Dosing patterns of bolus (A) and infusion (B) unfractionated heparin.
Although practice guidelines recommend a 4000-unit maximum bolus dose and 1000 U/h maximum infusion dose,3, 4 336 patients (44%) received a bolus dose>4000 units and 129 patients (17%) received an infusion dose>1000 U/h. Moreover, 212 patients (28%) were given a bolus of exactly 5000 units, and 406 patients (54%) were given an infusion of exactly 1000 U/kg/h when heparin therapy was initiated. Among patients given these doses, 92 of 212 patients (43.4%) receiving the bolus and 148 of 406 patients (36.5%) treated with infusion actually received excess heparin dosing based on body weight. In addition, among patients who received excess dosing, more than one third (137/368 patients) were administered either bolus or infusion heparin doses far above the recommended dosing (major excess).

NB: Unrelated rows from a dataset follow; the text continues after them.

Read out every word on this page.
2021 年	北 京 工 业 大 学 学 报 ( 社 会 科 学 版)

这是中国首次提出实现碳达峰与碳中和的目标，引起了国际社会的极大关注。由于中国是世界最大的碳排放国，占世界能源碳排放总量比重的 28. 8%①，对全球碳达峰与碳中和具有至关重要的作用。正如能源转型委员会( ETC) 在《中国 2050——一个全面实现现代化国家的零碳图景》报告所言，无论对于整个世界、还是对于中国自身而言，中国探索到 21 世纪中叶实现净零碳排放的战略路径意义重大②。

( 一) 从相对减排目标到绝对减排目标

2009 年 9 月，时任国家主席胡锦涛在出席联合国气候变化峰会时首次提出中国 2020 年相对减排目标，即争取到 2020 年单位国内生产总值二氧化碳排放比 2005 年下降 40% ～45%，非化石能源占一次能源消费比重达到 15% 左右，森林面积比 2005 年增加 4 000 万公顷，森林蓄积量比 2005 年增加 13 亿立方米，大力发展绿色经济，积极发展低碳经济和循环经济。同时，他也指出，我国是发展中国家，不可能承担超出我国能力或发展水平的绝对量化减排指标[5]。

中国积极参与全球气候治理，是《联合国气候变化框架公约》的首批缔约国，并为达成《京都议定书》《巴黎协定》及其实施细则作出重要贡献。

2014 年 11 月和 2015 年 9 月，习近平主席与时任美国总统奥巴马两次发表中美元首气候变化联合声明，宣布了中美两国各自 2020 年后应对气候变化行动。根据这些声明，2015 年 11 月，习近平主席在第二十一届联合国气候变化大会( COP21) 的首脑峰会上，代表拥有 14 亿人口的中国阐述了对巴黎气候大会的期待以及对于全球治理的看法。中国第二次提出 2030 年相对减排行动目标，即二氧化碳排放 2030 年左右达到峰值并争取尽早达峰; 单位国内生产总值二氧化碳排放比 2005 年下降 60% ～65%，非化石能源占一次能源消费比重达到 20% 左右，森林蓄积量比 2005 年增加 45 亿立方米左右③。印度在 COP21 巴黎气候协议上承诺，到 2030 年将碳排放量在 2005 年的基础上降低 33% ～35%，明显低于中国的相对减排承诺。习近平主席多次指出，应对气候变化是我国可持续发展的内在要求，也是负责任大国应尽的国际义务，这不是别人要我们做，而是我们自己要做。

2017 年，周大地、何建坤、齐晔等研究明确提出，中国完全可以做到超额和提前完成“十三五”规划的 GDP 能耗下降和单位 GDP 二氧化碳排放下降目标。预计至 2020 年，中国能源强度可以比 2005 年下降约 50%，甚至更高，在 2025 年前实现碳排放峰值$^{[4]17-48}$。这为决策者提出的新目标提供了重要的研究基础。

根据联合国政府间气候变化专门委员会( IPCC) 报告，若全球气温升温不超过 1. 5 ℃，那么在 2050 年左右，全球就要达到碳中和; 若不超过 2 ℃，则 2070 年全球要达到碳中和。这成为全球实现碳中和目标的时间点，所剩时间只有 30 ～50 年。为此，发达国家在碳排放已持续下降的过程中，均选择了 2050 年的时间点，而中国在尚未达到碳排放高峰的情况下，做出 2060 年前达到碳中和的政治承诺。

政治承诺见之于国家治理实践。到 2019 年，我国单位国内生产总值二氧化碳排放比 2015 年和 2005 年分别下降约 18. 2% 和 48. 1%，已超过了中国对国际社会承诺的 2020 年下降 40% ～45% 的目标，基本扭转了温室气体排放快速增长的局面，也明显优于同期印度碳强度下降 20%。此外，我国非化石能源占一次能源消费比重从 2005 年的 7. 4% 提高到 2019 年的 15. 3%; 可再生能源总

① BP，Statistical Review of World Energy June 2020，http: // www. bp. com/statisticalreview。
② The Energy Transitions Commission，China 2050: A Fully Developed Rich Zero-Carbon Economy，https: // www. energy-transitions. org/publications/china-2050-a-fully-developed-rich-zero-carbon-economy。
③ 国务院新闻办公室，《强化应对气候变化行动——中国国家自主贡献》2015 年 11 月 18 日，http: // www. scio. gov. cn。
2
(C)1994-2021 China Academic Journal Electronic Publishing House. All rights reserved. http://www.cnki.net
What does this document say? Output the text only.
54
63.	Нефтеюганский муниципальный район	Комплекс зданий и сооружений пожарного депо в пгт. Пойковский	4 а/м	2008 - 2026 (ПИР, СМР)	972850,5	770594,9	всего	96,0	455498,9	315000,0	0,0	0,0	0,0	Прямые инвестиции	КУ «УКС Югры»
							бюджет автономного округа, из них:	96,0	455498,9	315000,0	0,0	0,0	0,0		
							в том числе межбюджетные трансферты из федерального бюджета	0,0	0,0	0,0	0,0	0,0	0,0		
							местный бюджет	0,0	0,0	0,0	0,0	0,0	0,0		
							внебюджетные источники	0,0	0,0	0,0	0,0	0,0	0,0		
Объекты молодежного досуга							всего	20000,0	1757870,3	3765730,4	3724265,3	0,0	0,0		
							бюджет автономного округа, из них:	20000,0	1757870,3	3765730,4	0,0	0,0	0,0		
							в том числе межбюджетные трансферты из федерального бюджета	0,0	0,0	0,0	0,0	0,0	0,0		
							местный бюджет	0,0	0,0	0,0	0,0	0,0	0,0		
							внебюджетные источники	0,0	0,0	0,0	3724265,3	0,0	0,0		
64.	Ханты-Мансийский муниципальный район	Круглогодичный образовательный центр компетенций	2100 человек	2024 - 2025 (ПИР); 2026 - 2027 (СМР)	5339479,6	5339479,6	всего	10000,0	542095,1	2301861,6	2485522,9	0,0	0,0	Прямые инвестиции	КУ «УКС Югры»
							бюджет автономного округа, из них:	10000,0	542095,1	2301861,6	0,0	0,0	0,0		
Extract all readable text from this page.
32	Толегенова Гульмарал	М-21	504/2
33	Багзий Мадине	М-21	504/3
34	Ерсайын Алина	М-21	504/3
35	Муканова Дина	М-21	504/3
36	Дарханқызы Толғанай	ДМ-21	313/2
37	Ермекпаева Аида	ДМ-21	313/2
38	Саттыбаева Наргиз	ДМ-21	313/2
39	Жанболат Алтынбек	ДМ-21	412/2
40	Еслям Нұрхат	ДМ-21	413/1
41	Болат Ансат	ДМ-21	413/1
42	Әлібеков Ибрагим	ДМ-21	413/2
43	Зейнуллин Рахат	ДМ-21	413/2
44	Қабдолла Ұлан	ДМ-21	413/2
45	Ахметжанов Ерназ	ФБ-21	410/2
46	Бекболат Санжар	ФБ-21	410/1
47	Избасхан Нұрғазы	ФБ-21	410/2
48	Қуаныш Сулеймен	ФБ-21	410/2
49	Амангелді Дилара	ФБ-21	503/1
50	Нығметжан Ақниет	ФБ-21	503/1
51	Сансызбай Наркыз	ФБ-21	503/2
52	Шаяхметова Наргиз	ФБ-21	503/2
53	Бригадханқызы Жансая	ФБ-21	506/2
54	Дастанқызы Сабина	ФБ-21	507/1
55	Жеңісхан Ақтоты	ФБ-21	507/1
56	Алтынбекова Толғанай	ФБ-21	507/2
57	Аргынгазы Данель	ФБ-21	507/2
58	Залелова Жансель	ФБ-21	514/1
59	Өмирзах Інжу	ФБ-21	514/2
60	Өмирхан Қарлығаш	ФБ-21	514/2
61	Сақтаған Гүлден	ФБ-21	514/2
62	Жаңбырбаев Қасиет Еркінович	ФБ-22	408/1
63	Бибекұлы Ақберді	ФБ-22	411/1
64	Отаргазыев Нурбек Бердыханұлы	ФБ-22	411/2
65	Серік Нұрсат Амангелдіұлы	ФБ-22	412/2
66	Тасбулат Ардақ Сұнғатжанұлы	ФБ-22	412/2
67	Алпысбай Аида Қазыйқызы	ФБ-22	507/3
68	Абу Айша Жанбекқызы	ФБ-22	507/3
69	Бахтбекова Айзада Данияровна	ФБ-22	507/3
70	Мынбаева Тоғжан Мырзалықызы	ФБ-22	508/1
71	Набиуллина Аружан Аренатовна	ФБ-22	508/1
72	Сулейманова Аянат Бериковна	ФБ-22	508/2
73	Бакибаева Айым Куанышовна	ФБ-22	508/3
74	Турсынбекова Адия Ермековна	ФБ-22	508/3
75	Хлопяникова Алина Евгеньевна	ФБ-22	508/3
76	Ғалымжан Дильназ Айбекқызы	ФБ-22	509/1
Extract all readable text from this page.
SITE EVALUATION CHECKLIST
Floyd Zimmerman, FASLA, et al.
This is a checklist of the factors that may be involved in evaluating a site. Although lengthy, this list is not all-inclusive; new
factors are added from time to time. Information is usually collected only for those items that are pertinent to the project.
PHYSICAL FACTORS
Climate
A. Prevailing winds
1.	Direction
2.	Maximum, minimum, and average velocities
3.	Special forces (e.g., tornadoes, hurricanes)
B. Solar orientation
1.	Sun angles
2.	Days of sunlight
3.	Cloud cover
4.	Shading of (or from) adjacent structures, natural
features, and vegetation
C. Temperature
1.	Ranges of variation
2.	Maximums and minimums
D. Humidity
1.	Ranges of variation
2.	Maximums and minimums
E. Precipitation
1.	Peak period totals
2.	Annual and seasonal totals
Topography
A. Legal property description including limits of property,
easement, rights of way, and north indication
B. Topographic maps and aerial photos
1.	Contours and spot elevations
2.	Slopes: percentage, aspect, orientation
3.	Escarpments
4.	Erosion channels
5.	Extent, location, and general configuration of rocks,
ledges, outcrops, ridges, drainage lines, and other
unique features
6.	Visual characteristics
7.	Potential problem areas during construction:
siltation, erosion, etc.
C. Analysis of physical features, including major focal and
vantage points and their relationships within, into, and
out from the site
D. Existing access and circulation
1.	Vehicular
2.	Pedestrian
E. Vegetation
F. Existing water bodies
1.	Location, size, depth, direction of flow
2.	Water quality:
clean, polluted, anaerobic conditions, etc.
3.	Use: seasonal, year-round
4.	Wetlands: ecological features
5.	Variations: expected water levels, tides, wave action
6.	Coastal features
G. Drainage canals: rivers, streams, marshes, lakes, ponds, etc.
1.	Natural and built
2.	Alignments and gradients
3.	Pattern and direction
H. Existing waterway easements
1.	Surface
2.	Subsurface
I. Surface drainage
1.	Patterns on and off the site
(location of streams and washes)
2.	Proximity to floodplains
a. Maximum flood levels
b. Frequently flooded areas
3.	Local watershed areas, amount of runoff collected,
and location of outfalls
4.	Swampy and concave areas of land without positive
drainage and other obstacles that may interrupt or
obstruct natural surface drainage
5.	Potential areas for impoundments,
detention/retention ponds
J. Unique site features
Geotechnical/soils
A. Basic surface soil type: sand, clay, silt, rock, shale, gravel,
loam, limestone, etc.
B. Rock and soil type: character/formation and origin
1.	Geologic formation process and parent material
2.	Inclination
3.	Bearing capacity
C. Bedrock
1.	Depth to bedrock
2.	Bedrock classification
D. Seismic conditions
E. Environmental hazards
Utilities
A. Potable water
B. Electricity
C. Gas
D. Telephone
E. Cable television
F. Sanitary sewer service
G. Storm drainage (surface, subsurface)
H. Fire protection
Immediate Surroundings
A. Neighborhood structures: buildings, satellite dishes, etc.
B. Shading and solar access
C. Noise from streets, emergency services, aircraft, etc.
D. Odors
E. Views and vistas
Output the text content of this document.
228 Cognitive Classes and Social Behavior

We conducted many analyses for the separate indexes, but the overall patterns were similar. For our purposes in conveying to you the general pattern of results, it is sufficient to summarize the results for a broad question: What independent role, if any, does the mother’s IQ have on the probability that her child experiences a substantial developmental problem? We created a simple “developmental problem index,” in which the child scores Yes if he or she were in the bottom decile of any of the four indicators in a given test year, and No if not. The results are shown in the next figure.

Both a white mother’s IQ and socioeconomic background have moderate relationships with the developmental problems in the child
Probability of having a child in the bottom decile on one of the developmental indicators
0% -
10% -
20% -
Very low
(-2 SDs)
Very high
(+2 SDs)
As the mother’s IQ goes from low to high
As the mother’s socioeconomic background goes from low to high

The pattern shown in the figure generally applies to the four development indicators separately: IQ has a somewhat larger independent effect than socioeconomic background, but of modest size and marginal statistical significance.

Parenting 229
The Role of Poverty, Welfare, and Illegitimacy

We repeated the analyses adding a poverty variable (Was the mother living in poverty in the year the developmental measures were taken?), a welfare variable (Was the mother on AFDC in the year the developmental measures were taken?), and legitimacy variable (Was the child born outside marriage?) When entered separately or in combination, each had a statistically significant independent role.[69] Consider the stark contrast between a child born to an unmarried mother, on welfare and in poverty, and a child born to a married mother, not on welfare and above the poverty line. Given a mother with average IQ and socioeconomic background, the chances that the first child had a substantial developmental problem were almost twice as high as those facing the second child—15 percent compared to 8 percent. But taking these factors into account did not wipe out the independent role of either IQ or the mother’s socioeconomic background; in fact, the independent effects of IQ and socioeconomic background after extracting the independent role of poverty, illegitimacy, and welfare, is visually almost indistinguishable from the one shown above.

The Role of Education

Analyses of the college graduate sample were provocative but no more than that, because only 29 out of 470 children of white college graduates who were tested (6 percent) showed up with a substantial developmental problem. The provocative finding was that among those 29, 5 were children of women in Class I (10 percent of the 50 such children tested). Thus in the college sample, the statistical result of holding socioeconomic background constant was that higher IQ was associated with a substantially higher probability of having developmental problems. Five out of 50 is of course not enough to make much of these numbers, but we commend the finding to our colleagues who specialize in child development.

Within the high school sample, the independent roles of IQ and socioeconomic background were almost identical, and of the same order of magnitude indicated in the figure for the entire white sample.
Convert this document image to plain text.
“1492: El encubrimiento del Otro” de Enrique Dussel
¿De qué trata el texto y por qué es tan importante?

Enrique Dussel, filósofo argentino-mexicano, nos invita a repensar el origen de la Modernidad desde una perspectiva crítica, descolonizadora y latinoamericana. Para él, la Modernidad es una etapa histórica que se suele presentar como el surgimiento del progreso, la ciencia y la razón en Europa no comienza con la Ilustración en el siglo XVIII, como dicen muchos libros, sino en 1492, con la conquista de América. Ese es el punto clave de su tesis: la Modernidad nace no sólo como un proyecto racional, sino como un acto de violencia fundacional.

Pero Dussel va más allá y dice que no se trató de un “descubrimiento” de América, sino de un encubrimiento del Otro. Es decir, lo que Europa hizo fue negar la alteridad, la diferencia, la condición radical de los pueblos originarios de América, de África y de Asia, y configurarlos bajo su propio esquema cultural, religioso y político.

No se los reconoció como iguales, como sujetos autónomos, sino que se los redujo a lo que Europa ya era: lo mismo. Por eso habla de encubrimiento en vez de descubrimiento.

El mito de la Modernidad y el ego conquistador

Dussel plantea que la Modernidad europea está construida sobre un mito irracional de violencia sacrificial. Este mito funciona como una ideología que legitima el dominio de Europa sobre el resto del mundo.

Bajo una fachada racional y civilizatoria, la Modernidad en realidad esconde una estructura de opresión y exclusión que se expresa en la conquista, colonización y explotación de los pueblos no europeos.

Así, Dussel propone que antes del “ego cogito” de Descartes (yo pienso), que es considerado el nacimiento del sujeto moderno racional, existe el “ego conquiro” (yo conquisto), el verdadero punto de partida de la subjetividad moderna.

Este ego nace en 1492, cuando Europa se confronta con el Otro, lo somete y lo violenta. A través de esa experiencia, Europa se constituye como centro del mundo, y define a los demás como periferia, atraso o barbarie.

Patients who received excess dosing were older, with a higher prevalence of female sex, lower body weight, and renal insufficiency (Table 1). After multivariable adjustment, low body weight and female sex remained significantly associated with excess dosing (Table 2).
Table 1. Baseline Patient and Hospital Characteristics Stratified by Excess Dosing
| Variable | No Excess Dosing (n=317) | Excess Dosing (n=368) | P Value |
|---|---|---|---|
| Demographics | |||
| Age (y)⁎ | 58(50-65) | 61(52-71) | .002 |
| Female | 16.4 | 29.9 | <.0001 |
| Clinical characteristics | |||
| Body mass index (kg/m2)⁎ | 30(28-34) | 26(23-29) | <.0001 |
| Hypertension | 54.9 | 51.4 | .27 |
| Diabetes mellitus | 18.6 | 16.8 | .46 |
| Hyperlipidemia | 45.1 | 38.3 | .20 |
| Previous myocardial infarction | 18.0 | 14.1 | .10 |
| Previous PCI | 20.2 | 14.1 | .05 |
| Previous coronary artery bypass graft | 6.3 | 4.9 | .34 |
| Previous heart failure | 2.2 | 5.2 | .007 |
| Previous stroke | 3.2 | 4.6 | .14 |
| Renal insufficiency† | 2.5 | 4.1 | .04 |
| Presentation features | |||
| Systolic blood pressure (mm Hg)⁎ | 135(117-158) | 133(115-154) | .25 |
| Heart rate (beats/min)⁎ | 74(62-87) | 72(62-89) | .40 |
| Signs of heart failure | 11.0 | 8.2 | .42 |
| Hospital characteristics | |||
| Academic hospital | 47.9 | 39.1 | .02 |
| No. of inpatient beds⁎ | 458(323-593) | 372(226-593) | .005 |
| Hospital with PCI/surgical facilities | 88.0 | 79.9 | .03 |
⁎Values are median (25th and 75th percentile). |
†Renal insufficiency defined as serum creatinine |
Table 2. Factors Associated with Excess Unfractionated Heparin Dosing
| Variable | Chi-square | Adjusted OR | 95% CI | P Value |
|---|---|---|---|---|
| BMI (per 5 kg/m2 decrease) | 50.6 | 2.65 | 2.03-3.47 | <.0001 |
| Female | 9.4 | 2.17 | 1.32-3.56 | .002 |
| Previous PCI | 3.5 | 0.67 | 0.44-1.02 | .06 |
| History of heart failure | 2.5 | 2.3 | 0.83-6.4 | .11 |
| No. of hospital beds (per 100 beds) | 2.2 | 0.89 | 0.77-1.04 | .14 |
| Signs of heart failure on admission | 1.6 | 0.64 | 0.32-1.29 | .21 |
| Diabetes mellitus | 1.1 | 1.26 | 0.82-1.93 | .29 |
| Cardiology care | 1.0 | 1.36 | 0.75-2.49 | .31 |
| Age (per 10-y increase) | 0.4 | 1.05 | 0.91-1.20 | .52 |
| Renal insufficiency | 0.4 | 1.33 | 0.53-3.32 | .54 |
Major bleeding occurred in 75 of 477 patients (16%) in the noncoronary artery bypass graft and nontransfer groups. Patients with excess dosing had higher unadjusted rates of major bleeding (18.9% vs 12.4%, P = .007). The incidence of intracranial hemorrhage was low, with only 3 cases occurring in the overall analysis population. Similarly, patients with excess dosing were more likely to receive red blood cell transfusion (10.7% vs 4.7%, P = .003). Higher rates of major bleeding and transfusion were observed with increasing severity of excess dosing (Figure 2).
Figure 2.
Unadjusted bleeding and transfusion outcomes stratified by severity of excess dosing.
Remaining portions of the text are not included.